Code churn & dependencies
Though the host node is meant to be stable, the paritytech/polkadot
code base continuously evolves. This complicates the re-writing process, and implies the need for a strategy ensuring that modules, which have been re-written, stay up to date with Parity's host node.
As Parity's node implementation is written in Rust, crates split the code into reusable and composable pieces. We will take the crates as areas of the Polkadot host node which we believe can be implemented independently.
For evaluation of code stability, we use a tool called Hercules to get a variety of stats on the history of project files. We thus obtained an objective evaluation of which crates are most stable, as opposed to those that are subject to high levels of change.
Since the project also heavily depends on external crates -- namely from Substrate -- we also evaluated the number of updates the Cargo.toml
files, and the complexity and code churn of these dependencies.

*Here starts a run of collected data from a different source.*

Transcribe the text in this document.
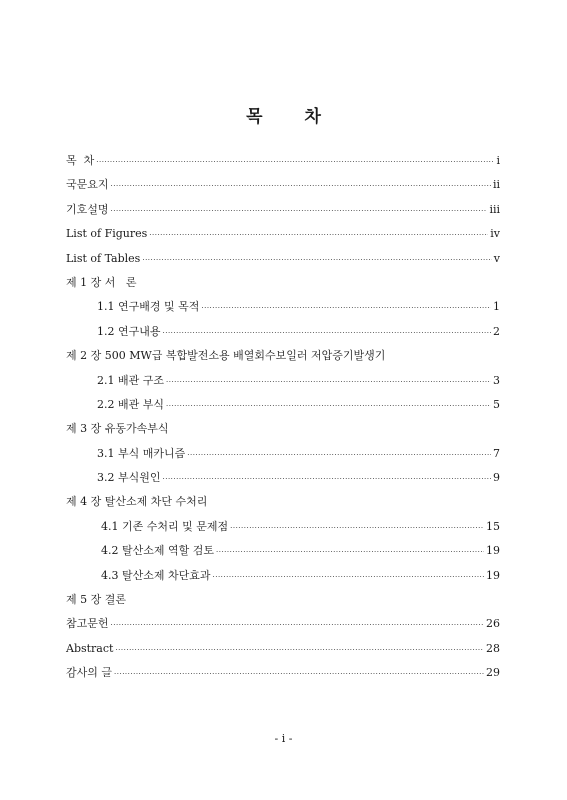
목 차
목  차 ·····	i
국문요지 ·····	ii
기호설명 ·····	iii
List of Figures ·····	iv
List of Tables ·····	v
제 1 장 서   론
1.1 연구배경 및 목적 ·····	1
1.2 연구내용 ·····	2
제 2 장 500 MW급 복합발전소용 배열회수보일러 저압증기발생기
2.1 배관 구조 ·····	3
2.2 배관 부식 ·····	5
제 3 장 유동가속부식
3.1 부식 매카니즘 ·····	7
3.2 부식원인 ·····	9
제 4 장 탈산소제 차단 수처리
4.1 기존 수처리 및 문제점 ·····	15
4.2 탈산소제 역할 검토 ·····	19
4.3 탈산소제 차단효과 ·····	19
제 5 장 결론
참고문헌 ·····	26
Abstract ·····	28
감사의 글 ·····	29
- i -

The large graph of dependencies, involving crates from Substrate, is a risk factor of our proposed approach. Firstly because Rust's Cargo provides a more streamlined and integrated experience for managing dependencies compared to the use of third-party tools in C++; secondly because some of the Substrate crates will also require re-implementing; and finally, as we will be moving some parts of the host node’s code to C++, while still having crates in rust which depend on the original (Rust) crate, these dependencies will most likely cause a number of compile-time errors (in the event of e.g. changes on dependencies or types).
Rust macros
Parity's Polkadot node makes extensive use of macros in Rust throughout the code, which will make the task of re-writing the project in C++ more challenging. This is because macros in Rust are expanded at compile-time, and they can generate complex code that may not be straightforward to translate to C++.
To re-implement macros in C++, we will need to manually translate the macro logic to C++ code. This can be a time-consuming and error-prone process, as we will need to understand the behavior of the macros and ensure that the C++ code behaves the same way.